Learn how to create and publish apps with AI.
No programming experience needed — this page will get you started.
Just describe the app you want in plain language, and AI will generate the code for you. Upload it to Blue and your web app is published instantly.
Choose the method that works best for you.
Everything happens inside Blue. Enter a prompt and publish instantly. Start here if you're not sure.
Use ChatGPT, Claude, or Gemini to generate code, then upload to Blue.
Claude Code or Codex handle everything from code generation to deploying on Blue.
Compare the three methods and choose the one that fits your needs.
| Method | Features | Best for |
|---|---|---|
| AI Build Recommended | Everything inside Blue.
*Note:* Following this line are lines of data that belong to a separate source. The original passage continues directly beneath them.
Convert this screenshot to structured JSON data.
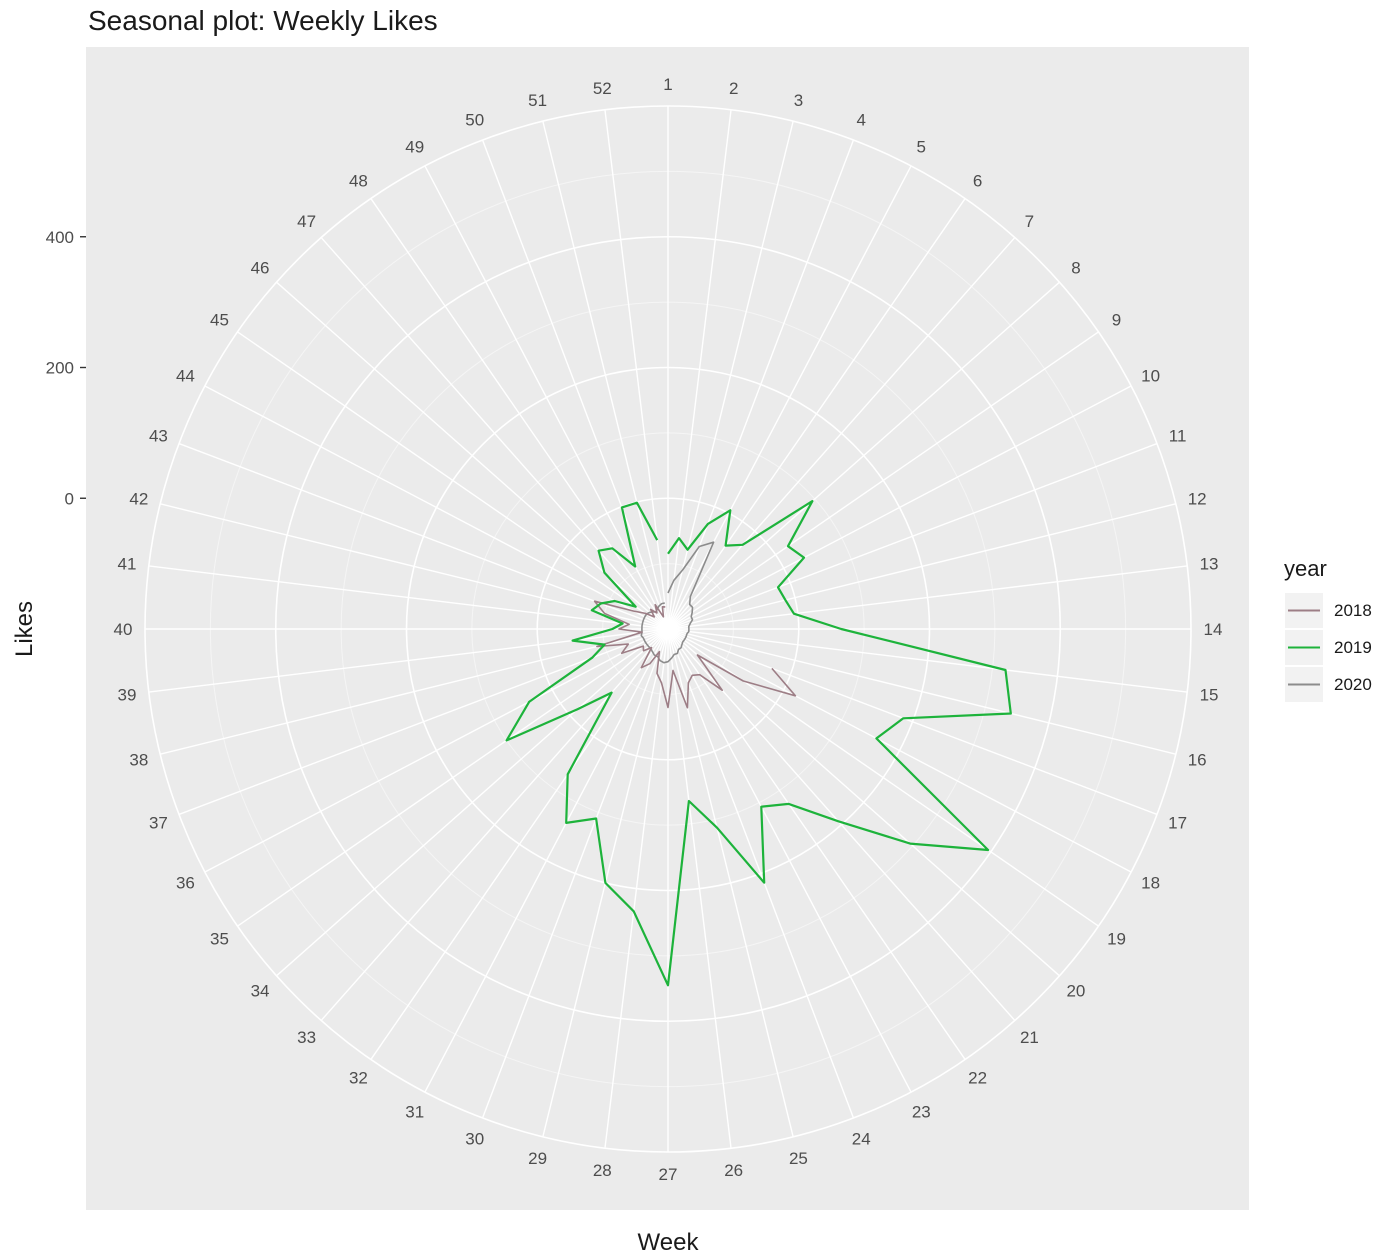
{
  "chart_data": {
    "type": "line",
    "coord": "polar",
    "title": "Seasonal plot: Weekly Likes",
    "xlabel": "Week",
    "ylabel": "Likes",
    "yticks": [
      0,
      200,
      400
    ],
    "ylim": [
      -200,
      600
    ],
    "x_categories": [
      1,
      2,
      3,
      4,
      5,
      6,
      7,
      8,
      9,
      10,
      11,
      12,
      13,
      14,
      15,
      16,
      17,
      18,
      19,
      20,
      21,
      22,
      23,
      24,
      25,
      26,
      27,
      28,
      29,
      30,
      31,
      32,
      33,
      34,
      35,
      36,
      37,
      38,
      39,
      40,
      41,
      42,
      43,
      44,
      45,
      46,
      47,
      48,
      49,
      50,
      51,
      52
    ],
    "legend": {
      "title": "year",
      "position": "right"
    },
    "grid": true,
    "series": [
      {
        "name": "2018",
        "color": "#9d7e86",
        "x": [
          17,
          18,
          19,
          20,
          21,
          22,
          23,
          24,
          25,
          26,
          27,
          28,
          29,
          30,
          31,
          32,
          33,
          34,
          35,
          36,
          37,
          38,
          39,
          40,
          41,
          42,
          43,
          44,
          45,
          46,
          47,
          48,
          49,
          50,
          51,
          52
        ],
        "values": [
          -30,
          20,
          -60,
          -140,
          -75,
          -115,
          -120,
          -112,
          -76,
          -136,
          -80,
          -117,
          -130,
          -163,
          -140,
          -128,
          -162,
          -150,
          -154,
          -120,
          -135,
          -88,
          -160,
          -125,
          -140,
          -100,
          -80,
          -141,
          -158,
          -172,
          -160,
          -170,
          -158,
          -180,
          -165,
          -166
        ]
      },
      {
        "name": "2019",
        "color": "#1db33b",
        "x": [
          1,
          2,
          3,
          4,
          5,
          6,
          7,
          8,
          9,
          10,
          11,
          12,
          13,
          14,
          15,
          16,
          17,
          18,
          19,
          20,
          21,
          22,
          23,
          24,
          25,
          26,
          27,
          28,
          29,
          30,
          31,
          32,
          33,
          34,
          35,
          36,
          37,
          38,
          39,
          40,
          41,
          42,
          43,
          44,
          45,
          46,
          47,
          48,
          49,
          50,
          51,
          52
        ],
        "values": [
          -85,
          -60,
          -75,
          -28,
          5,
          -45,
          -28,
          95,
          23,
          35,
          -20,
          -15,
          -6,
          65,
          320,
          340,
          185,
          160,
          395,
          295,
          193,
          125,
          107,
          215,
          113,
          65,
          345,
          235,
          200,
          110,
          135,
          70,
          -70,
          -15,
          100,
          40,
          -76,
          -100,
          -53,
          -115,
          -130,
          -80,
          -90,
          -108,
          -140,
          -70,
          -40,
          -50,
          -92,
          -1,
          -1,
          -63
        ]
      },
      {
        "name": "2020",
        "color": "#8c8c8c",
        "x": [
          1,
          2,
          3,
          4,
          5,
          6,
          7,
          8,
          9,
          10,
          11,
          12,
          13,
          14,
          15,
          16,
          17,
          18,
          19,
          20,
          21,
          22,
          23,
          24,
          25,
          26,
          27,
          28,
          29,
          30,
          31,
          32,
          33,
          34,
          35,
          36,
          37,
          38,
          39,
          40,
          41,
          42,
          43,
          44,
          45,
          46,
          47,
          48,
          49,
          50,
          51,
          52
        ],
        "values": [
          -145,
          -125,
          -107,
          -65,
          -50,
          -140,
          -150,
          -150,
          -155,
          -160,
          -160,
          -165,
          -168,
          -168,
          -168,
          -170,
          -170,
          -170,
          -170,
          -170,
          -168,
          -165,
          -165,
          -160,
          -160,
          -155,
          -150,
          -148,
          -150,
          -155,
          -155,
          -158,
          -160,
          -160,
          -160,
          -160,
          -160,
          -158,
          -160,
          -160,
          -160,
          -160,
          -160,
          -160,
          -160,
          -162,
          -165,
          -168,
          -165,
          -162,
          -160,
          -160
        ]
      }
    ]
  }
}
Enter a prompt, publish instantly | Quick experiments · Simple apps |
| Chat AI (ChatGPT, Claude, etc.) | Generate code through conversation, upload to Blue to publish | Beginners · No special tools needed |
| AI Agents (Claude Code, Codex) | Build advanced apps, auto-deploy via API key | Those who want more sophisticated apps |
Use your favorite chat AI — ChatGPT, Claude, Gemini, or others — to generate app code, then upload it to Blue. No special tools to install; a browser is all you need.
Open your preferred chat AI and describe the app you want to build.
Save the generated code as a file (e.g. index.html). If there are multiple files, put them in a folder and compress it into a ZIP. Even a single file needs to be zipped — just right-click and choose "Compress" in your file manager.
Log in to Blue, open the console (/console), and upload your ZIP file. Your app is published with a URL.
Note: Chat AI cannot deploy directly to Blue, so you upload the code manually. However, this is the most accessible method — no installation required, and you can use whichever AI you already know.
Claude Code (Anthropic) and Codex (OpenAI) are AI tools that can build your app and publish it to Blue for you. Best for more advanced or complex applications.
Launch the Claude Code or Codex desktop app.
Describe the app you want in natural language. The AI will create the files automatically.
Publish the generated code to Blue. There are two ways:
Option A: Upload a ZIP from the console (/console) — same as the Chat AI method.
Option B: Auto-deploy via API key — give the AI agent your Blue deploy key and it will handle deployment automatically.
For API deployment details, see the AI-Ready documentation.
The most casual way to create an app — everything happens inside Blue. Just enter a prompt and publish. Currently best suited for simple apps (single-page HTML, etc.).
Log in to Blue and navigate to the AI Build page. You'll see templates and a prompt input field.
Type a description of the app you want. Works in English or Japanese.
Once the code is generated, click "Deploy". Your app is published with a URL.
The Console's “Showcase image” and “Showcase icon” are only for listings on Blue's home page and Showcase. Your app owns its browser-tab favicon and its Open Graph and social-sharing metadata.
Upload images through an AI Build attachment or Work assets (Asset Library), then tell AI Build which file to use and why. Include favicon files in the app bundle and reference them from the HTML <head>. For Open Graph, use a 1200×630 image where possible and set og:image to an absolute URL that is reachable from the published app.
Before publishing, check og:title, og:description, og:url, og:image, and twitter:card. Do not declare an image URL unless that asset exists.
<link rel="icon" type="image/png" href="/assets/favicon.png">
<link rel="apple-touch-icon" href="/assets/apple-touch-icon.png">
<meta property="og:type" content="website">
<meta property="og:title" content="App name">
<meta property="og:description" content="App description">
<meta property="og:url" content="https://example.com/">
<meta property="og:image" content="https://example.com/assets/ogp.jpg">
<meta property="og:image:width" content="1200">
<meta property="og:image:height" content="630">
<meta name="twitter:card" content="summary_large_image">
<meta name="twitter:image" content="https://example.com/assets/ogp.jpg">
Blue supports app secrets while keeping secret values out of prompts, logs, and public URLs.
Store API keys in Settings > Secrets, then tell AI Build which variable name to use. The running app can read it with os.environ["KEY"] in Python or process.env.KEY in Node.js.
If a ZIP contains a root .env, .env.local, .env.development, or .env.production, Blue imports valid keys as app environment variables during upload. Runtime-control keys such as PORT, HOST, PATH, NODE_OPTIONS, and PYTHONPATH remain managed by Blue.
Use simple KEY=value or export KEY=value lines. Blue accepts up to 50 app environment variables and reads each root .env file up to 50 KB; unsupported names, platform-managed keys, and runtime startup keys are skipped.
Dotfiles such as .env are blocked at the app proxy. Deploy warnings may mention that a sensitive file was detected, but secret values are not shown in logs or warnings.
Recommended: use Settings > Secrets for long-lived API keys. Use a ZIP .env when moving an existing local app to Blue or testing a small integration.